Computer Science Department, MS Thesis Presentation - Botao Hu " Training Strong Bridge Bidding Agents via PPO with Privileged Information"

Monday, April 27, 2026
9:00 a.m. to 10:00 a.m.

Botao Hu

MS student

WPI – Computer Science Department 

Monday,  April 27th,  2026

Time: 9:00 AM – 10:00 AM

Location:  Fuller Lab 140

 

Zoom Link: https://wpi.zoom.us/my/botaohu 

Advisor:  Prof. Qi Zhang

Reader:   Prof. Yanhua Li

Abstract: 

Bridge bidding is a challenging imperfect-information game requiring partners to communicate through a series of bids. We first reproduce the state-of-the-art results of previous work, confirming that proximal policy optimization (PPO) with fictitious self-play (FSP) yields agents that significantly outperform the rule-based baseline WBridge5. 

We then extend their approach by investigating two factors: privileged information and prioritized opponent sampling.
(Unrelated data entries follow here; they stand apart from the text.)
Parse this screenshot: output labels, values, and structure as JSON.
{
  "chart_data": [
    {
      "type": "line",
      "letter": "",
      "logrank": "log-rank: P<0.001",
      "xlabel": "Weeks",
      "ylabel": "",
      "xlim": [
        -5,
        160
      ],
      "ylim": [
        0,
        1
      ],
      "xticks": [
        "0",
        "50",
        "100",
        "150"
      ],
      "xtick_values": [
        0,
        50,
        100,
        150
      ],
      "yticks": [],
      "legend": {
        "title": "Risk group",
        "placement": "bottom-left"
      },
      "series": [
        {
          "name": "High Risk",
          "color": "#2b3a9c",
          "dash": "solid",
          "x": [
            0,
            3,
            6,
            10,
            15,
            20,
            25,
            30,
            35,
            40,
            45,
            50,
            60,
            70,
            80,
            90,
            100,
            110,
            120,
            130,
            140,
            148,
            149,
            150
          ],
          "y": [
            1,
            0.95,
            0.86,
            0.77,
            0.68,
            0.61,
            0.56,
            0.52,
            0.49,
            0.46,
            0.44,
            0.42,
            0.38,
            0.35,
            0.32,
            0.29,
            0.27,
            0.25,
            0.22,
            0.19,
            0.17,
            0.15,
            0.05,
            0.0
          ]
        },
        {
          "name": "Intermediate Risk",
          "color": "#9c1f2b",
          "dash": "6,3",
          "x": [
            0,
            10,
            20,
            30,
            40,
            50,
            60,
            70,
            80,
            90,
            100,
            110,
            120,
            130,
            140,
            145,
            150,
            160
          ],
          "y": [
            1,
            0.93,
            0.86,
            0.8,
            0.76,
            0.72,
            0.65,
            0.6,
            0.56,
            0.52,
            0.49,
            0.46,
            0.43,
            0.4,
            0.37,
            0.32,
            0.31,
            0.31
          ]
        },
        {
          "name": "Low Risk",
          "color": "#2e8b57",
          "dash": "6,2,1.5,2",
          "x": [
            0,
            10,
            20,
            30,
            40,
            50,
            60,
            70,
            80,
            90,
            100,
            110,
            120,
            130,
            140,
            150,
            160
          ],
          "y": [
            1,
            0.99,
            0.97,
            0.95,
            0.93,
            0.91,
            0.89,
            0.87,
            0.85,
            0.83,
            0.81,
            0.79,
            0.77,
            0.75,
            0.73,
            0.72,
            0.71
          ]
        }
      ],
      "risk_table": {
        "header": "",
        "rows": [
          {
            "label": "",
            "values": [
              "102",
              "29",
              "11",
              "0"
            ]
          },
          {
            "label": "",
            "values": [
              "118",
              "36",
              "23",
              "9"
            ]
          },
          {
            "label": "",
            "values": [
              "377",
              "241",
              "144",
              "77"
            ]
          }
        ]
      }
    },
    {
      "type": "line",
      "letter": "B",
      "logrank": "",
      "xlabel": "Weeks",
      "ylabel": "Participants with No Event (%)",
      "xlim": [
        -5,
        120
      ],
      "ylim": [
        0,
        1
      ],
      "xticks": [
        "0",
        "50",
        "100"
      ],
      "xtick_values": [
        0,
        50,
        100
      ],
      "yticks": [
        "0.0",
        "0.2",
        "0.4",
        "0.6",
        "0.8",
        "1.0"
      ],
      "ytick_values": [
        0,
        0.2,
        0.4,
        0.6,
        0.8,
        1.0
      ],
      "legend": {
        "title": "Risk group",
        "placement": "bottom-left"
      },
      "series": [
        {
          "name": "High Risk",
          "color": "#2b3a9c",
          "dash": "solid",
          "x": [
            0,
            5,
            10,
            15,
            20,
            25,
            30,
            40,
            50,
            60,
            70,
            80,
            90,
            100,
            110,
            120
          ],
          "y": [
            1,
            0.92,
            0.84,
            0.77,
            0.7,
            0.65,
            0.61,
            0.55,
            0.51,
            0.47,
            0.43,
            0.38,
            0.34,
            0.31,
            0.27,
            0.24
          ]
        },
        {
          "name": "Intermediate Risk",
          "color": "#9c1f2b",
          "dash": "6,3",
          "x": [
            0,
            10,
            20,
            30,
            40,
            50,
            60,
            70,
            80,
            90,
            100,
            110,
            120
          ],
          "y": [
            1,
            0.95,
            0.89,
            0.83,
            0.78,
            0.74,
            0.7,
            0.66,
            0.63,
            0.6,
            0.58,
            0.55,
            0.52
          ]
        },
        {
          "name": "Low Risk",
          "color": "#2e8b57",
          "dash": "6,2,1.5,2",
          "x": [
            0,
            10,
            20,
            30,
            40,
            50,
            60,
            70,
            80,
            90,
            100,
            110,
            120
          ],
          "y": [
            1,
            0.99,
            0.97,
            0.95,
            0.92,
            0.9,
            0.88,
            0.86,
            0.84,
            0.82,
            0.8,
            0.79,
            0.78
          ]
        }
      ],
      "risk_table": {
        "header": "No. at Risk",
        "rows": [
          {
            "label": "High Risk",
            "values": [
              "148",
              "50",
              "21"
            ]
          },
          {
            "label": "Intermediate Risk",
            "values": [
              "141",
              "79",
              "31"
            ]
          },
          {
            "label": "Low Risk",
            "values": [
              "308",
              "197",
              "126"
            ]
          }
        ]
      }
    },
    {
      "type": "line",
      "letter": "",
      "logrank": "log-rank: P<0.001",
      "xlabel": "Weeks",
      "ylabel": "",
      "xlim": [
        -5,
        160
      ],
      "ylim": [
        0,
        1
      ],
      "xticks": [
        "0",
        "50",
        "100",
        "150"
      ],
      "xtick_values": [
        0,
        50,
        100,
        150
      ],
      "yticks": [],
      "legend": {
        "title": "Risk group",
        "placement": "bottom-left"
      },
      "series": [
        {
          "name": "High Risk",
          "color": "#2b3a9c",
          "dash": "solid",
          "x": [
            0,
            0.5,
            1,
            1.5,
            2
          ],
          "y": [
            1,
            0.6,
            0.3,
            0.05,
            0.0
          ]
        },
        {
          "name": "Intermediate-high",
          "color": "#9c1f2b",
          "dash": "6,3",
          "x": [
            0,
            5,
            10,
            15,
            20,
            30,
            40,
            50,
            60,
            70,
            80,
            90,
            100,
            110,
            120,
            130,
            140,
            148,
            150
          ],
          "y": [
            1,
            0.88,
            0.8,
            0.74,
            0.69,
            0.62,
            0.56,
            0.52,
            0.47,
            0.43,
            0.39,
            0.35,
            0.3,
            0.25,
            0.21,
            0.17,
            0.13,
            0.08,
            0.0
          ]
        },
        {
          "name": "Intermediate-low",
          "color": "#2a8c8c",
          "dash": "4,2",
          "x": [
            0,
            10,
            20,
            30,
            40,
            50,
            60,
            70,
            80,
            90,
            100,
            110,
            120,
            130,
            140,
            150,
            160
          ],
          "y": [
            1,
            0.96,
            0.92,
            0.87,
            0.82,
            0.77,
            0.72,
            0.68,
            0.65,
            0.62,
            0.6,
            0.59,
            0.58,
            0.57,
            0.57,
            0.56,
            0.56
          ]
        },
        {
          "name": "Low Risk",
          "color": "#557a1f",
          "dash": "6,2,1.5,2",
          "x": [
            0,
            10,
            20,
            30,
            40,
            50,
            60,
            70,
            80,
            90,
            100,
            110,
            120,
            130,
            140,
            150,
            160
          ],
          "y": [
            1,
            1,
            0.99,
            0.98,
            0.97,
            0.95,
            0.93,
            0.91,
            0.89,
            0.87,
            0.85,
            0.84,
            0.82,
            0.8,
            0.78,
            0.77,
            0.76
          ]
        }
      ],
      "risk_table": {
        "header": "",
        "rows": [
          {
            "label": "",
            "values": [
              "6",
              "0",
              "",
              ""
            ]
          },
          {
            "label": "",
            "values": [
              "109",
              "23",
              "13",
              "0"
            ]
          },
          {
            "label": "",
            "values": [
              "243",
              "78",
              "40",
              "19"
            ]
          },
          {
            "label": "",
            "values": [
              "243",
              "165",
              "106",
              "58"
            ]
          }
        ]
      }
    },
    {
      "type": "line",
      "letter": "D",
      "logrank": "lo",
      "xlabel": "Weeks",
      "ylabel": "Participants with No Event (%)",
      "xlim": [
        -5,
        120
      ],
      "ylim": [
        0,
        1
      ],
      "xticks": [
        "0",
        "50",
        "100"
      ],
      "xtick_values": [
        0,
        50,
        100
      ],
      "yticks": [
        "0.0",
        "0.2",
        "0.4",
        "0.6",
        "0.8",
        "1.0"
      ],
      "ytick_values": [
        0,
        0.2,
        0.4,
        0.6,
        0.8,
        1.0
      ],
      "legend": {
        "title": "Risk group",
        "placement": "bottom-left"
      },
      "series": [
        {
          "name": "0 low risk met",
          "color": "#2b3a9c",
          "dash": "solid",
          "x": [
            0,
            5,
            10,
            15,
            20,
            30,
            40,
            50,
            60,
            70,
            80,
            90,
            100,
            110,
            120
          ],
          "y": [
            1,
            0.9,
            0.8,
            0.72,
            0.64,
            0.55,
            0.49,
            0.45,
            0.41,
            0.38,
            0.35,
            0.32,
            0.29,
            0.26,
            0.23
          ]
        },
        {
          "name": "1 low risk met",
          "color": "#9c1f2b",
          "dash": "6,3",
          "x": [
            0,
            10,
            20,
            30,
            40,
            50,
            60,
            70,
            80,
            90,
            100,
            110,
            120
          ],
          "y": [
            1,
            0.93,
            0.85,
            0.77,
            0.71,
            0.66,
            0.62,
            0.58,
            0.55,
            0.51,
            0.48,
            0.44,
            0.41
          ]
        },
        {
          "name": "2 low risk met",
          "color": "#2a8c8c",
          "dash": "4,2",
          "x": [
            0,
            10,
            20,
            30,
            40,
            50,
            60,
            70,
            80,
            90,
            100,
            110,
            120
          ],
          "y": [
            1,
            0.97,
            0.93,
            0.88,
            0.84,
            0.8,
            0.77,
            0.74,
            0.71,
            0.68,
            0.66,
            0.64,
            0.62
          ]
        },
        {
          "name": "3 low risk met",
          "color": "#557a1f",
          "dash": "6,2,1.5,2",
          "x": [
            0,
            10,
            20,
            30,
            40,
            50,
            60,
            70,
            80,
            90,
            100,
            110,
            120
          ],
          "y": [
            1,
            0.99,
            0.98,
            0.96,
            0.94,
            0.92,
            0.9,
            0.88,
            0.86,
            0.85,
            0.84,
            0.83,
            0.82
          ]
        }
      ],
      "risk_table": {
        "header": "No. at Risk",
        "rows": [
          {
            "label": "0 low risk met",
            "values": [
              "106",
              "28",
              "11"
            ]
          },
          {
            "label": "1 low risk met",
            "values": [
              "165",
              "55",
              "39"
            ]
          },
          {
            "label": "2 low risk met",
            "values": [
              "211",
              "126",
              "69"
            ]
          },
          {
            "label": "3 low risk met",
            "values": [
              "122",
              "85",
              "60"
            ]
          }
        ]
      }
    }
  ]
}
We find that incorporating partner or global information into the critic network substantially improves performance in head-to-head matchups among PPO agents, but against the fixed rule-based opponent WBridge5, privileged agents initially underperform relative to locally trained agents. 

However, with extended training they surpass local agents, indicating that privileged information can generalize to unseen opponents given sufficient steps. In contrast, prioritized FSP offers no advantage over uniform sampling in any of our settings. Finally, we observe that the bidding strategies learned through self-play are often opaque and incompatible with human conventions, highlighting a key challenge for real-world deployment.